AtlasIntel: Haddad alcança 40% contra 39% de Flávio, mas não reproduz resultado de Lula
A pesquisa AtlasIntel em parceria com a Bloomberg, divulgada em 28 de abril de 2026, apresenta um cenário direto sobre o potencial de Fernando Haddad (PT) como possível substituto de Luiz Inácio Lula da Silva (PT) nas eleições presidenciais de 2026. Os dados indicam que o ex-ministro da Fazenda pode conquistar uma parcela significativa do eleitorado de Lula, mas não consegue elevar o desempenho global do campo governista.
No contexto do primeiro turno, Haddad aparece com 40,5% das intenções de voto, ficando praticamente empatado com Flávio Bolsonaro, que registra 39,2%. Esses números demonstram a capacidade de Haddad em transferir votos, posicionando-o como um candidato central na disputa.
Porém, ao compararmos com Lula, a amplitude dessa transferência fica limitada. Na mesma pesquisa, o presidente Lula aparece com 46,6% no primeiro turno, uma vantagem de aproximadamente seis pontos percentuais sobre Haddad. Esse gap sugere que nem todo o eleitorado do atual presidente migraria automaticamente para o nome indicado pelo governo.
No segundo turno, a diferença torna-se mais evidente. Contra Flávio Bolsonaro, Haddad alcança 44,3%, enquanto o adversário chega a 48,1%. Lula, por sua vez, aparece em empate técnico contra Flávio, registrando 47,5% contra 47,8%. Essa distância ampliada para Haddad sinaliza uma perda de competitividade na fase decisiva do pleito.
Esse padrão também é observado na comparação com outros candidatos. Geraldo Alckmin, por exemplo, alcança 45,9% contra 47,5% de Flávio, melhor resultado que Haddad, embora ainda inferior ao de Lula. Esses resultados indicam que Lula continua sendo o nome mais forte do campo governista.
No cenário político, a possibilidade de substituir Lula por Haddad ganhou relevância, motivada por fatores como a idade do atual presidente e a necessidade de renovação de lideranças. Inclusive, analogias com a situação nos Estados Unidos, particularmente com Joe Biden, são usadas para justificar essa mudança antecipada.
Contudo, os números da pesquisa mostram limites claros para essa estratégia. Embora Haddad seja um nome viável e competitivo, ele não amplia o desempenho do grupo político e enfrenta uma desvantagem maior no segundo turno, etapa crucial da eleição.

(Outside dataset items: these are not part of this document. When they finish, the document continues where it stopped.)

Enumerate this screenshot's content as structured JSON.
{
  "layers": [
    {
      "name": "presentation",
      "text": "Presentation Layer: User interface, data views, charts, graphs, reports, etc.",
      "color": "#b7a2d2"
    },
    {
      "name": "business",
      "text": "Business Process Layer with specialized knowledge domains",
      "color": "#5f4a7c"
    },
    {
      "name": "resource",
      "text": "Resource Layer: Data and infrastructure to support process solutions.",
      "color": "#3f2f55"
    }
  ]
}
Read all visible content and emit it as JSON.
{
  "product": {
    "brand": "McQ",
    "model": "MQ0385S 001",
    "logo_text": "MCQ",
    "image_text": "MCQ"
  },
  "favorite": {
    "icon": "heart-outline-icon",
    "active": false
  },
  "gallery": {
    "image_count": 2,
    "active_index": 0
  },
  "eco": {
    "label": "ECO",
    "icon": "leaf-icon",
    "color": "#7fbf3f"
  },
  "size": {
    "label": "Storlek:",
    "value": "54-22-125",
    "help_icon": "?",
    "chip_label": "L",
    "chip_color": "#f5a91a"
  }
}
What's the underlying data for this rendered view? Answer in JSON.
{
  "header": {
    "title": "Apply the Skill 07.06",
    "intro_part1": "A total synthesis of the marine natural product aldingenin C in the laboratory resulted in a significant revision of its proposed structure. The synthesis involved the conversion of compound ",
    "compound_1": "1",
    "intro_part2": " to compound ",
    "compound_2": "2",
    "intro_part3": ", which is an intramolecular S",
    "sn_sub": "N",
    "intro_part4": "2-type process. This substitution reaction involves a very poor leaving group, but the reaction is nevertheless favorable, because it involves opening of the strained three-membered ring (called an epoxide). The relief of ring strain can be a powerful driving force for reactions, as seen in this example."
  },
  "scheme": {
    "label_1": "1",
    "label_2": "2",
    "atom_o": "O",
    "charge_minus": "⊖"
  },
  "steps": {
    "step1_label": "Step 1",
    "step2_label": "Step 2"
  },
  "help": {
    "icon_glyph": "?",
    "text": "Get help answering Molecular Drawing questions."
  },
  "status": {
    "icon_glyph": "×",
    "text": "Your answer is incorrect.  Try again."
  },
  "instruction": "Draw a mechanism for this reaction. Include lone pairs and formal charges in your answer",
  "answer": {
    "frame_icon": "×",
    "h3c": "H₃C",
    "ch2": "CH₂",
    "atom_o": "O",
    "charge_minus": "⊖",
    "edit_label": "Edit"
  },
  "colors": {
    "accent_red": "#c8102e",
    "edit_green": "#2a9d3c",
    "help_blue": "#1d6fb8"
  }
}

Em síntese, o capital político de Lula permanece como o principal fator de força eleitoral do campo governista para 2026, com a transferência de votos ocorrendo de forma parcial e insuficiente para superar a presença do atual presidente.
A pesquisa foi aplicada com 5.008 entrevistados entre os dias 24 e 27 de abril, através de questionário digital. A margem de erro é de um ponto percentual, com 95% de nível de confiança. O estudo está registrado no Tribunal Superior Eleitoral (TSE) sob o número BR-07992/2026.